しゅんせつ工事業の一人親方労災保険 そして年収や仕事内容は!?

しゅんせつ工事業の一人親方労災保険 そして年収や仕事内容は!?

しゅんせつ工事業の一人親方労災保険は埼玉労災におまかせください。多数のしゅんせつ工事業の一人親方様に労災保険のご加入を戴いています。

しゅんせつ工事業は一人親方にとって、どんな仕事なのか、その年収と年収アップ方法は?そして下水道設備工事業の一人親方にとってのメリットやデメリットはどんなものがあるでしょうか?

しゅんせつ工事業の一人親方ってどんな仕事?

しゅんせつとは建設業上の表記では「しゅんせつ」とひらがななのですが、実際には漢字が存在しており浚渫(しゅんせつ)と書きます。

浚渫とはどういう意味なのかというと、「浚」「渫」ともに、水底をさらうという意味を持つ漢字です。

要するに、地上の工事ではなく、水底の工事であることは間違いなさそうです。

具体的な工事内容はというと、河川や港湾ないの水底をさらって整備する工事のこと。

いまいちなにをするための工事なのかピンときませんよね。

しゅんせつ工事というのは、船が通る道を整備する仕事のことです。

たとえば大型船が港に入ってくるときは、とても重量も重く、水面下数十mにも及ぶ大きさの船もあることでしょう。

そういった船が護岸に近づくためには、かなりの深さが必要です。この水深をコントロールして航路を作る。これがしゅんせつ工事の役割です。

たまたま深い場所に港を作っているのではなく、船が通れる道を工事によって作っているわけですね。

しゅんせつ工事の種類

しゅんせつ工事には大きく分けて

  • ポンプしゅんせつ
  • グラブしゅんせつ

の2つの工事方法が存在します。

ポンプは読んで字の如く、ポンプを使って土砂を吸い出す方式です。

しゅんせつ船という船が存在し、工事を行う場所にポンプを設置して吸い上げます。

そしてもう1つがグラブしゅんせつ。グラブしゅんせつとは大きなハサミを海底に沈めて、掴み取る方式です。

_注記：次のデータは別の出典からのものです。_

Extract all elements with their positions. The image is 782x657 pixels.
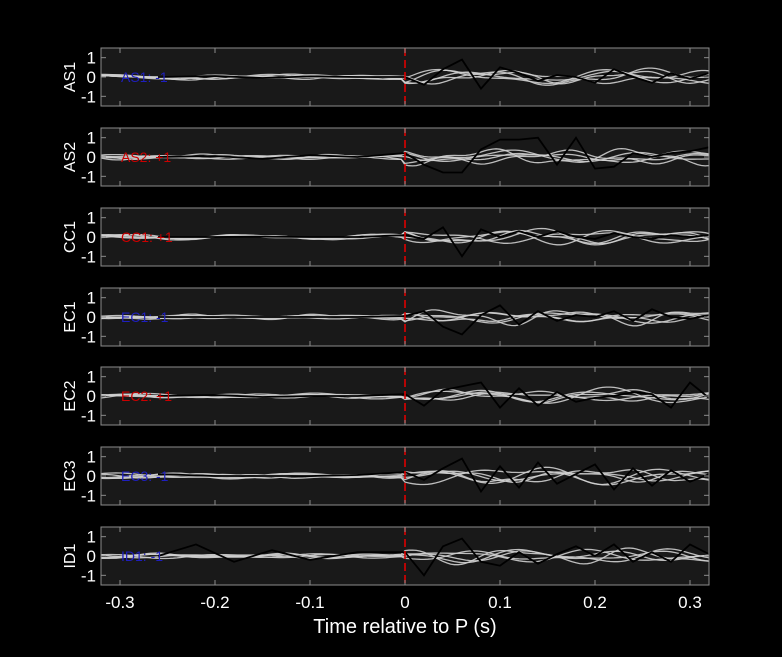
polarity-annotation: AS2: +1 (121, 149, 171, 165)
y-tick-label: -1 (81, 566, 96, 585)
y-tick-label: 1 (87, 528, 96, 547)
main-trace (157, 457, 709, 494)
y-tick-label: -1 (81, 247, 96, 266)
x-axis: -0.3 -0.2 -0.1 0 0.1 0.2 0.3 (105, 593, 701, 612)
main-trace (157, 58, 709, 91)
station-label: AS1 (62, 62, 79, 92)
ensemble-trace (101, 309, 709, 327)
polarity-annotation: EC1: -1 (121, 309, 169, 325)
y-tick-label: -1 (81, 327, 96, 346)
main-trace (158, 226, 709, 258)
y-tick-label: 0 (87, 148, 96, 167)
y-tick-label: 0 (87, 467, 96, 486)
station-label: ID1 (62, 543, 79, 568)
y-tick-label: 0 (87, 228, 96, 247)
polarity-annotation: EC3: -1 (121, 468, 169, 484)
x-tick-label: -0.3 (105, 593, 134, 612)
x-tick-label: 0.1 (488, 593, 512, 612)
main-trace (157, 136, 709, 174)
plot-area (101, 136, 709, 174)
y-tick-label: -1 (81, 167, 96, 186)
station-label: EC1 (62, 301, 79, 332)
x-tick-label: -0.1 (295, 593, 324, 612)
station-label: EC2 (62, 380, 79, 411)
ensemble-trace (101, 547, 709, 566)
polarity-annotation: AS1: -1 (121, 69, 168, 85)
ensemble-trace (101, 469, 709, 486)
polarity-annotation: ID1: -1 (121, 548, 163, 564)
main-trace (158, 304, 709, 336)
x-tick-label: 0 (400, 593, 409, 612)
y-tick-label: 0 (87, 387, 96, 406)
y-tick-label: 0 (87, 308, 96, 327)
station-label: AS2 (62, 142, 79, 172)
y-tick-label: 1 (87, 129, 96, 148)
station-label: CC1 (62, 221, 79, 253)
y-tick-label: 0 (87, 68, 96, 87)
y-tick-label: 1 (87, 49, 96, 68)
x-axis-label: Time relative to P (s) (313, 616, 496, 638)
y-tick-label: -1 (81, 486, 96, 505)
y-tick-label: 1 (87, 289, 96, 308)
polarity-annotation: EC2: +1 (121, 388, 172, 404)
y-tick-label: 1 (87, 368, 96, 387)
main-trace (157, 381, 709, 409)
x-tick-label: -0.2 (200, 593, 229, 612)
y-tick-label: -1 (81, 87, 96, 106)
y-tick-label: 1 (87, 209, 96, 228)
y-tick-label: 0 (87, 547, 96, 566)
station-label: EC3 (62, 460, 79, 491)
x-tick-label: 0.3 (678, 593, 702, 612)
main-trace (157, 537, 709, 577)
y-tick-label: -1 (81, 406, 96, 425)
x-tick-label: 0.2 (583, 593, 607, 612)
y-tick-label: 1 (87, 448, 96, 467)
polarity-annotation: CC1: +1 (121, 229, 173, 245)
ensemble-trace (101, 67, 709, 86)
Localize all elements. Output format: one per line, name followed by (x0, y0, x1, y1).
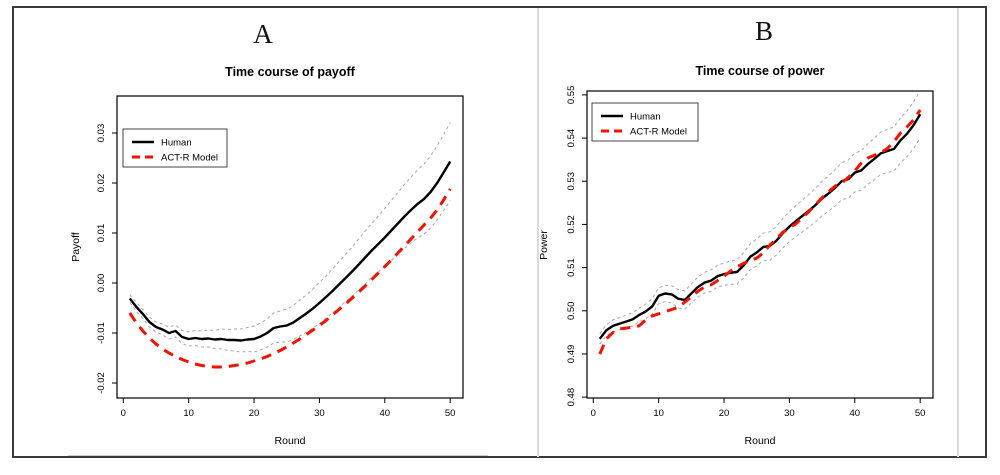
x-tick-label: 40 (850, 408, 861, 419)
act-r-model-line (598, 109, 922, 355)
x-tick-label: 0 (591, 408, 596, 419)
legend-box (591, 102, 699, 142)
y-tick-label: 0.52 (566, 215, 577, 234)
human-line (128, 160, 452, 342)
x-tick-label: 20 (719, 408, 730, 419)
x-axis-label: Round (275, 435, 306, 447)
y-tick-label: 0.55 (566, 86, 577, 105)
x-tick-label: 40 (380, 408, 391, 419)
panel-divider (537, 8, 539, 457)
figure-border (12, 6, 987, 458)
x-tick-label: 30 (314, 408, 325, 419)
bottom-hairline (68, 455, 488, 456)
legend: Human ACT-R Model (122, 128, 228, 168)
x-tick-label: 10 (653, 408, 664, 419)
y-tick-label: 0.48 (566, 388, 577, 407)
x-tick-label: 0 (121, 408, 126, 419)
legend-entry-label: ACT-R Model (630, 127, 687, 138)
y-tick-label: 0.03 (96, 124, 107, 143)
ci-lower-line (129, 200, 451, 353)
legend-entry-label: Human (161, 138, 192, 149)
human-line (598, 113, 922, 340)
chart-title: Time course of power (696, 64, 825, 78)
chart-title: Time course of payoff (225, 65, 355, 79)
act-r-model-line (128, 188, 452, 369)
y-tick-label: -0.01 (96, 322, 107, 344)
x-tick-label: 50 (445, 408, 456, 419)
y-tick-label: 0.02 (96, 174, 107, 193)
ci-upper-line (599, 90, 921, 334)
y-tick-label: -0.02 (96, 372, 107, 394)
legend-entry-label: Human (630, 112, 661, 123)
x-tick-label: 50 (915, 408, 926, 419)
ci-upper-line (129, 122, 451, 333)
panel-b-letter: B (754, 16, 773, 46)
y-tick-label: 0.54 (566, 129, 577, 148)
legend: Human ACT-R Model (591, 102, 699, 142)
plot-box (586, 90, 934, 399)
y-tick-label: 0.49 (566, 345, 577, 364)
x-tick-label: 30 (784, 408, 795, 419)
x-axis-label: Round (745, 435, 776, 447)
y-axis-label: Power (538, 230, 550, 260)
plot-box (116, 95, 464, 399)
ci-lower-line (599, 137, 921, 345)
y-tick-label: 0.51 (566, 258, 577, 277)
panel-b-plot: 0 10 20 30 40 50 0.48 0.49 0.50 0.51 0.52 0.53 0.54 0… (538, 64, 934, 447)
y-tick-label: 0.01 (96, 224, 107, 243)
y-axis-label: Payoff (70, 232, 82, 262)
y-tick-label: 0.50 (566, 302, 577, 321)
right-margin-divider (957, 8, 959, 457)
x-tick-label: 10 (183, 408, 194, 419)
legend-entry-label: ACT-R Model (161, 153, 218, 164)
panel-a-plot: 0 10 20 30 40 50 -0.02 -0.01 0.00 0.01 0.02 0.03 Tim… (70, 65, 464, 447)
y-tick-label: 0.00 (96, 274, 107, 293)
legend-box (122, 128, 228, 168)
x-tick-label: 20 (249, 408, 260, 419)
y-tick-label: 0.53 (566, 172, 577, 191)
panel-a-letter: A (253, 19, 273, 49)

ポンプ式に比べてグラブ式のほうが、狭い場所での作業もできてより海底のしゅんせつ工事ができます。

しゅんせつ工事業の年収は?

しゅんせつ工事業の年収の平均は420万円(2018年度)です。

建設業の平均と比べると少し高く、日本人の平均年収と同じ程度。

あくまでも平均ですが、年齢別の平均月収を比べてみると、幅が広く技術や経験によって年収は大きく変わってくるようです。

年齢による、会社にお勤めのしゅんせつ工事工事業の平均月収を見てみると

20代 22.3万円/月
30代 26.8万円/月
40代 38.2万円/月

という具合で、年齢によって上がっていくようです。

しゅんせつ工事といっても、幅がとても広いので、技術を持っているかどうかで、年収は大きく変わりそうです。

会社員であれば資格を持っているかどうかで、収入が大きく変わるでしょう。

しゅんせつ工事業の一人親方が取得すると有利な資格

しゅんせつ工事業の一人親方が取得すると有利な資格は4つ。

  • コンクリート関係資格
  • 車両関係資格
  • 水産土木技術士
  • 土木工事施工管理技士

などがありますが、施工管理技士は一定以上の請負金額において必要な資格ですので、まずはコンクリート関係の資格や車両や玉掛けなどの資格から取得して、その後に比較的大きな工事を担当するのであれば、他の資格もとるようにしましょう。

コンクリート関係資格

コンクリート関係資格とは、コンクリートを打つ際に重宝される資格のことで、

  • コンクリート技士
  • プレストコンクリート技士

などの資格が存在します。

コンクリート技士とは、コンクリートの製造や施工に関する技術者の資格です。コンクリートの製造・施工・配合設計や試験・検査・管理などができます。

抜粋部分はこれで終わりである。